The food industry agreement contains innovative aspects in both its pay and legal parts, including the extension of the agreement’s validity from 36 to 40 months.

Economic aspects

The settlement provides for a wage increase of 8.02% (€142 a month for the three-year period) paid in four instalments: €45.44 gross from 1 October 2009, €42.60 gross from 1 April 2010, €28.40 gross from 1 April 2011 and €25.56 gross from 1 June 2011. Added to this increase is a lump-sum payment of €227.20 to cover the collective agreement gap – that is, the period between the expiry of the agreement in May 2009 and its renewal.

Moreover, the parties agreed that supplementary bargaining at sectoral, regional or group level should be encouraged as a means of increasing wages. Workers in companies that do not engage in collective bargaining should receive a pay increment of €25 a month, compared with €24 in the previous agreement.

Legal aspects

The legal or normative innovations concern social welfare in terms of health insurance and income support, as well as gender policies, health and safety, and greater job security for those in precarious work. More specifically, the agreement stipulates the provisions outlined below.

  • The agreement provides for the creation – from 1 January 2011 – of a supplementary health fund into which companies will pay €10 a month for each employee, with an optional further €2. Furthermore, a sectoral bipartite body will be created in order to manage social welfare services, including income support.
  • From 2011, companies will pay the bipartite body €2 a month for each employee to finance maternity allowances in the period of optional post-natal leave taken by female workers. Moreover, in order to support equal opportunities, the agreement introduces the principle of gender difference in the assignment of work tasks.
  • To strengthen workplace health and safety policies, the paid hours of training for workers’ safety representatives (Rappresentante dei Lavoratori per la Sicurezza, RLS) are increased by eight hours.
  • With regard to the job security of precarious workers, the agreement stipulates that seasonal workers will have right of precedence in recruitment on fixed-term employment contracts, while workers on fixed-term contracts will have precedence for permanent posts.

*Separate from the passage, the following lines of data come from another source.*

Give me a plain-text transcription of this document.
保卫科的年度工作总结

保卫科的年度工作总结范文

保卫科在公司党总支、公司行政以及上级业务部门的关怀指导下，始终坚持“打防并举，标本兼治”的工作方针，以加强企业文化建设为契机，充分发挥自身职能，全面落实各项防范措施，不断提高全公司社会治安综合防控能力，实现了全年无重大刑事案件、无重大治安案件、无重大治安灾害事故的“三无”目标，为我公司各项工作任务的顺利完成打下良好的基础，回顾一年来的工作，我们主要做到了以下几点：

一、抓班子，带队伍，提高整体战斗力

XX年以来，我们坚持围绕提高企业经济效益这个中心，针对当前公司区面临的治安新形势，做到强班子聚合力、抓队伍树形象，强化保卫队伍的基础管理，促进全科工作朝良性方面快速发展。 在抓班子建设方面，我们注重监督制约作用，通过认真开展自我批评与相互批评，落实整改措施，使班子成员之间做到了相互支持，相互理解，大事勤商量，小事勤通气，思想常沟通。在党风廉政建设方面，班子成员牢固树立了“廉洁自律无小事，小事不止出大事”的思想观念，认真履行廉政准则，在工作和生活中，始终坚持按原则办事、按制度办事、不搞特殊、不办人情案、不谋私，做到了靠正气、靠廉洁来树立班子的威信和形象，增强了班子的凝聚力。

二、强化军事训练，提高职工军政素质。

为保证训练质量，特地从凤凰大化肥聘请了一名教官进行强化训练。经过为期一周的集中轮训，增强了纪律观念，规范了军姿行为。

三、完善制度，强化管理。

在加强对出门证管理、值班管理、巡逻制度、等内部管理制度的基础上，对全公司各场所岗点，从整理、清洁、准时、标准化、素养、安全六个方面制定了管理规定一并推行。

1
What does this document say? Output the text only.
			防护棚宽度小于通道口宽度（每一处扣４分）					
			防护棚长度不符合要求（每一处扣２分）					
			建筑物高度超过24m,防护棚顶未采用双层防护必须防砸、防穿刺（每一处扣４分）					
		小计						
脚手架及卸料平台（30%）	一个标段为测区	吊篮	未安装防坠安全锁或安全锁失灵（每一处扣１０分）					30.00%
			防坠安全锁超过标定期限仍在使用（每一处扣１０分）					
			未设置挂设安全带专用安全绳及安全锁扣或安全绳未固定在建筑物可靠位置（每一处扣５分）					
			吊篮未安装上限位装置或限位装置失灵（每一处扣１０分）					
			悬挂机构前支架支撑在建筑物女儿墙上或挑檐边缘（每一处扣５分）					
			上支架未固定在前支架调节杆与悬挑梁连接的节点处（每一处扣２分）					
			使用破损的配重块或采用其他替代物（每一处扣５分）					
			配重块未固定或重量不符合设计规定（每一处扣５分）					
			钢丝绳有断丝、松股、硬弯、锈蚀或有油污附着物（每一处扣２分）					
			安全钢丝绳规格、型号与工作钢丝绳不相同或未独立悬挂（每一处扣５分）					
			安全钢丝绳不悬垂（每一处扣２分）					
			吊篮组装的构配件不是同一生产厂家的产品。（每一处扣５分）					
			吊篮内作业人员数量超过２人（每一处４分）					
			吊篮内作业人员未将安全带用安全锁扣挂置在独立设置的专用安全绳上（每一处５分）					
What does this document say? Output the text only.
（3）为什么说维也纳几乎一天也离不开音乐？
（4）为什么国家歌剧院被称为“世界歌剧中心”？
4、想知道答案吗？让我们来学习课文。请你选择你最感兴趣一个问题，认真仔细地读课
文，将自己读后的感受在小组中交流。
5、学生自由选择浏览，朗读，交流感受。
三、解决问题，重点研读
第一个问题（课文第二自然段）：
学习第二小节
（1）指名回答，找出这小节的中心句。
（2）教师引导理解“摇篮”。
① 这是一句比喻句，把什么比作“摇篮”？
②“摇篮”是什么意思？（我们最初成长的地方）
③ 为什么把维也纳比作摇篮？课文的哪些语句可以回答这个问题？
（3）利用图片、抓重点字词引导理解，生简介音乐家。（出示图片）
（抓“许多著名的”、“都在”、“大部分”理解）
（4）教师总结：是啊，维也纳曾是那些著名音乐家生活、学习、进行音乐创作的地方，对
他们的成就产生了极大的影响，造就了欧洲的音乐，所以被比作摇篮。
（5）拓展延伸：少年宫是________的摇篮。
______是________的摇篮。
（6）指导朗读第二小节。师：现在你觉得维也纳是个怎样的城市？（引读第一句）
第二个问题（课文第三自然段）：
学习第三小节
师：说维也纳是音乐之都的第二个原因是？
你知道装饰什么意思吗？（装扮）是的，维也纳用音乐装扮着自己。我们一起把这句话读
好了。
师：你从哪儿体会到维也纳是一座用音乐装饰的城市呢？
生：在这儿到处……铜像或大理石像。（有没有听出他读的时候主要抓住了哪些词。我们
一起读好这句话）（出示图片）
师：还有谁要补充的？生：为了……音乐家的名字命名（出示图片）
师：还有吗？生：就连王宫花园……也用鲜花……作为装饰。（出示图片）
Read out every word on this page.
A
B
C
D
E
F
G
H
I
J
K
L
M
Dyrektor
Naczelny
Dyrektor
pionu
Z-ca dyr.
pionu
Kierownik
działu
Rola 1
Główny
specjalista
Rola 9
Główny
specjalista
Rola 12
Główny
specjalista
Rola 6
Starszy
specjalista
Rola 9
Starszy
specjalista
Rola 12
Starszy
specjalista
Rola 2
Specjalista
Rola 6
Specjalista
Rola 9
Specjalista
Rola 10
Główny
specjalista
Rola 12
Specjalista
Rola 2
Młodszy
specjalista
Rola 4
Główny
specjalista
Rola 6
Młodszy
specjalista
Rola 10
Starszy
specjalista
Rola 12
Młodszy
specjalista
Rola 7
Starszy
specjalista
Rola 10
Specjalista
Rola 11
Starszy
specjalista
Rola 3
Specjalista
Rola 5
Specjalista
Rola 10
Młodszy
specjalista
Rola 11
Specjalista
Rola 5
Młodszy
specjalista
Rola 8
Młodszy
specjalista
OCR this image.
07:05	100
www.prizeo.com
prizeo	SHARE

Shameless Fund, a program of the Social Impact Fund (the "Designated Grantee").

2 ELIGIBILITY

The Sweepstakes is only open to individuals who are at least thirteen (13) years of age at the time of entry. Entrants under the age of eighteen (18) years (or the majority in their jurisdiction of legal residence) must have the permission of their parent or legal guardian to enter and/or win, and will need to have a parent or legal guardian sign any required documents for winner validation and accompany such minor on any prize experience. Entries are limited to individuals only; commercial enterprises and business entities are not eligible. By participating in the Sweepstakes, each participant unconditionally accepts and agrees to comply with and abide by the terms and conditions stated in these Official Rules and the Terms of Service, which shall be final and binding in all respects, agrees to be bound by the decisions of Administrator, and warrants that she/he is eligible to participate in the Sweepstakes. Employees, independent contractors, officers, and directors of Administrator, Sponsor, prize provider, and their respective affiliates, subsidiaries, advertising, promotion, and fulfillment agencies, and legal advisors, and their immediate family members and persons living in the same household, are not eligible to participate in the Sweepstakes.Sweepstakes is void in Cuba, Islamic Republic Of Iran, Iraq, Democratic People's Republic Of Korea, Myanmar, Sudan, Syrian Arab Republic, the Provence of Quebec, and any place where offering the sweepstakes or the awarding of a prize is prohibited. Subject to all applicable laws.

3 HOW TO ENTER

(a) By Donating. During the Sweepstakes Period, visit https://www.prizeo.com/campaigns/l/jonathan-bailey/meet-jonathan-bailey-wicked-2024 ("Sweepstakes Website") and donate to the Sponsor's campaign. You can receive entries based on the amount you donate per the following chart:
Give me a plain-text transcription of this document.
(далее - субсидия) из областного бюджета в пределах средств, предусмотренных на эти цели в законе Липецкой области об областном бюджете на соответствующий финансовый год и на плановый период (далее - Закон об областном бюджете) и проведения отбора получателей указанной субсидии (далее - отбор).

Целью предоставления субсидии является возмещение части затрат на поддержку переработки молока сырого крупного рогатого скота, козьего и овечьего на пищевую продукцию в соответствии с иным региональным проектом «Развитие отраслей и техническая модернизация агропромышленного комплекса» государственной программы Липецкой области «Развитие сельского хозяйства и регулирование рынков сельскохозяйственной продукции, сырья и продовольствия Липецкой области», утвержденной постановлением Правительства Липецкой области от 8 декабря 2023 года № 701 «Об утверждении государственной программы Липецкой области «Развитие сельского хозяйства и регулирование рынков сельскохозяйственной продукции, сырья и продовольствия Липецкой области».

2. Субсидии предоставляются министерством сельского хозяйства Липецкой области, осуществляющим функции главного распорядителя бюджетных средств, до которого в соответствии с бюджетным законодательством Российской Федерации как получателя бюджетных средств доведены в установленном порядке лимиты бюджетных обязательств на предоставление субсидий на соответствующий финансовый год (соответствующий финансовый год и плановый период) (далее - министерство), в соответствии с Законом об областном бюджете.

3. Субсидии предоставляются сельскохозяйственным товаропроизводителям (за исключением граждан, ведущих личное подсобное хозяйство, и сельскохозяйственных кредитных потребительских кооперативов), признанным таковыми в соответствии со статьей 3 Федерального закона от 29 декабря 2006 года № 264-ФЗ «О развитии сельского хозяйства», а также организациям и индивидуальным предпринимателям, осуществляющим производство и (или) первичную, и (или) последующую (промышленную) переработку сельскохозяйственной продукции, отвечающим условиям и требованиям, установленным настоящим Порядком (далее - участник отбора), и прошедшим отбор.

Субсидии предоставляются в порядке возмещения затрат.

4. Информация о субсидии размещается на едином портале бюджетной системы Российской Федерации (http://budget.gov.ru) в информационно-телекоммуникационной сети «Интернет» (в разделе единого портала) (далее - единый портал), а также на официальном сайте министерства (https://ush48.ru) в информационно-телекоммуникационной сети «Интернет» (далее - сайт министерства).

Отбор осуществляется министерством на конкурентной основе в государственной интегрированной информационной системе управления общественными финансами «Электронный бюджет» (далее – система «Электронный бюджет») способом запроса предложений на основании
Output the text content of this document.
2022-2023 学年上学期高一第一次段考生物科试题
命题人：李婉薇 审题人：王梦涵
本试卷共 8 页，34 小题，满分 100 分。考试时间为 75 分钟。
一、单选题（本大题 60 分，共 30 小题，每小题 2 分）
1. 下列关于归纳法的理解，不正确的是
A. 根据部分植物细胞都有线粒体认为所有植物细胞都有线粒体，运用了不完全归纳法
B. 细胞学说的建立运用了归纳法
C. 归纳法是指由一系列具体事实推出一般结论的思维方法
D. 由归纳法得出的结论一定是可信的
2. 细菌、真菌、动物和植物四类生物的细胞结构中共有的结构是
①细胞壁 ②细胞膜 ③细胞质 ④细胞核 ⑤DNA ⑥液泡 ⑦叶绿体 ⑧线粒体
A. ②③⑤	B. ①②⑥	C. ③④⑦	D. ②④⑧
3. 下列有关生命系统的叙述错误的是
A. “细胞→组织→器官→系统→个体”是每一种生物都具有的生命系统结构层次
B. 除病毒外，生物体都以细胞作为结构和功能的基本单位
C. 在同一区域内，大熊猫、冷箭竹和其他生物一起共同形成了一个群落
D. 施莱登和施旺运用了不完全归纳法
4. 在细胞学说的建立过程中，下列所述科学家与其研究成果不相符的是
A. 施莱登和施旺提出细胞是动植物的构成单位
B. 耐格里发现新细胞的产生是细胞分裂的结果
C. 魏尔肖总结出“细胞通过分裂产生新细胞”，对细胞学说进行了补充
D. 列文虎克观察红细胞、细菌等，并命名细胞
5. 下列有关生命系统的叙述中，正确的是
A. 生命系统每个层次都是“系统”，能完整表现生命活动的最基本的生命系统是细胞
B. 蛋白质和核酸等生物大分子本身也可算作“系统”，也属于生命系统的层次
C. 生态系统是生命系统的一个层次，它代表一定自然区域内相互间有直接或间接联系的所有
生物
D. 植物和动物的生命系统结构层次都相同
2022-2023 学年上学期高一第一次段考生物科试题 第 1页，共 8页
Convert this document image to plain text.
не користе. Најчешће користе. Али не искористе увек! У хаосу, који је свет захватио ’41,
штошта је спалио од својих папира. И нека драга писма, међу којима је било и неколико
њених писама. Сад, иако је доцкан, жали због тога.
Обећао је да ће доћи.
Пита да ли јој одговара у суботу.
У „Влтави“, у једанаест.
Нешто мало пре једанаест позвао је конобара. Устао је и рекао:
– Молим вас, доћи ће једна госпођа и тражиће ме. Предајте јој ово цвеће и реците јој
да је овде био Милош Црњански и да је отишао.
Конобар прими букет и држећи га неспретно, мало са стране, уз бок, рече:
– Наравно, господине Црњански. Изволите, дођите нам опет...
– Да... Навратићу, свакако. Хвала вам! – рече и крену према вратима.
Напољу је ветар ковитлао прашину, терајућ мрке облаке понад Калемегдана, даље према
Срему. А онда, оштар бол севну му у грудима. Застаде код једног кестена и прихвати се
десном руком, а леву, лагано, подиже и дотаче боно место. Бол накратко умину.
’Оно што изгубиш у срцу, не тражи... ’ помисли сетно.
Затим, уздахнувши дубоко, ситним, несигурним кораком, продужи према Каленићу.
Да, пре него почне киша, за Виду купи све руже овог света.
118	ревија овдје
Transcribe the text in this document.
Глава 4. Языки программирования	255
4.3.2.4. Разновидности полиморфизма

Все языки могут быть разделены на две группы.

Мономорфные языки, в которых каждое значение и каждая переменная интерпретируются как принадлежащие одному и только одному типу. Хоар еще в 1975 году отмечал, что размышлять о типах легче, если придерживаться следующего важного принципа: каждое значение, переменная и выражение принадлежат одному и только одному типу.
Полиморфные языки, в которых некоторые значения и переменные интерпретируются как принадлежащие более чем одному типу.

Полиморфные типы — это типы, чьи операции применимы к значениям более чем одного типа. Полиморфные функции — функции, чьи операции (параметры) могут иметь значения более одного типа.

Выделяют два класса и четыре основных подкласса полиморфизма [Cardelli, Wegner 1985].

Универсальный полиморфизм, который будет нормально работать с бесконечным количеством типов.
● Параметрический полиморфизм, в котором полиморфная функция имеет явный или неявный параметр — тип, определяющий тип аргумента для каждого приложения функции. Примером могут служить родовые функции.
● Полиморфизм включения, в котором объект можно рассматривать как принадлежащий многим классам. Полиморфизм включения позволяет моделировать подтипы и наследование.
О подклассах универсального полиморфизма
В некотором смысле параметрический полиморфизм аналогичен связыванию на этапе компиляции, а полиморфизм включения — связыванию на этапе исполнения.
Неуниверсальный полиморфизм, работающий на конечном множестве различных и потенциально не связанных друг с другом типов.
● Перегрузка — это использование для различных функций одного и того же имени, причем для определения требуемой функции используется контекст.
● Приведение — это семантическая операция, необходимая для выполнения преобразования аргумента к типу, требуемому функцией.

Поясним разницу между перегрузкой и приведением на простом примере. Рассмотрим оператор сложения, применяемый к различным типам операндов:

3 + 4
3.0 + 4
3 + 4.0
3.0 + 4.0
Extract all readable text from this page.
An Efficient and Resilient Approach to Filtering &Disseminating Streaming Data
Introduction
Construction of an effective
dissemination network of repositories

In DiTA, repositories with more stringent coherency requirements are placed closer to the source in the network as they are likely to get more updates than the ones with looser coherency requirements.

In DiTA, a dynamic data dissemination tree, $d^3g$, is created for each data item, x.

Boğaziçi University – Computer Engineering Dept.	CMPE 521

Reactions of social partners

The reactions of the social partners have been very positive, as the agreement precedes the renewal of other sectoral agreements – in the metalworking, chemicals, telecommunications and tourism industries – where negotiations appear difficult and the trade union front is split.

The President of Federalimentare, Giandomenico Auricchio, highlighted the benefits of the extension to the agreement’s validity: ‘with expiry on 30 September 2012, the agreement has been extended so that bargaining can resume after the summer, one of the most delicate periods for our sector’. For their part, the trade unions expressed satisfaction with the wage increases and with the innovations in the agreement’s legal part. The Secretary of Flai-Cgil, Stefania Crogi, emphasised that the pay increase had been agreed on an index different from that anticipated by the Confederation of Italian Industry (Confederazione Generale dell’Industria Italiana, Confindustria), Cisl and Uil in the separate agreement of January 2009 (IT0904029I); this development would help to restore purchasing power. The leaders of Cisl and Uil, Raffaele Bonanni and Luigi Angeletti, declared that this agreement renewal is the model to follow in restoring trade union unity in other sectors as well.


The next few months will show whether the negotiations still ongoing in the metalworking, chemicals, tourism and telecommunications industries will follow the model of the unanimous agreement for agri-food workers, or whether they will conclude with separate agreements. However, it is not a good omen that negotiations in these sectors are proceeding on separate bargaining platforms, whereas in the food industry the renewal came about on the basis of a platform shared by all three main trade unions.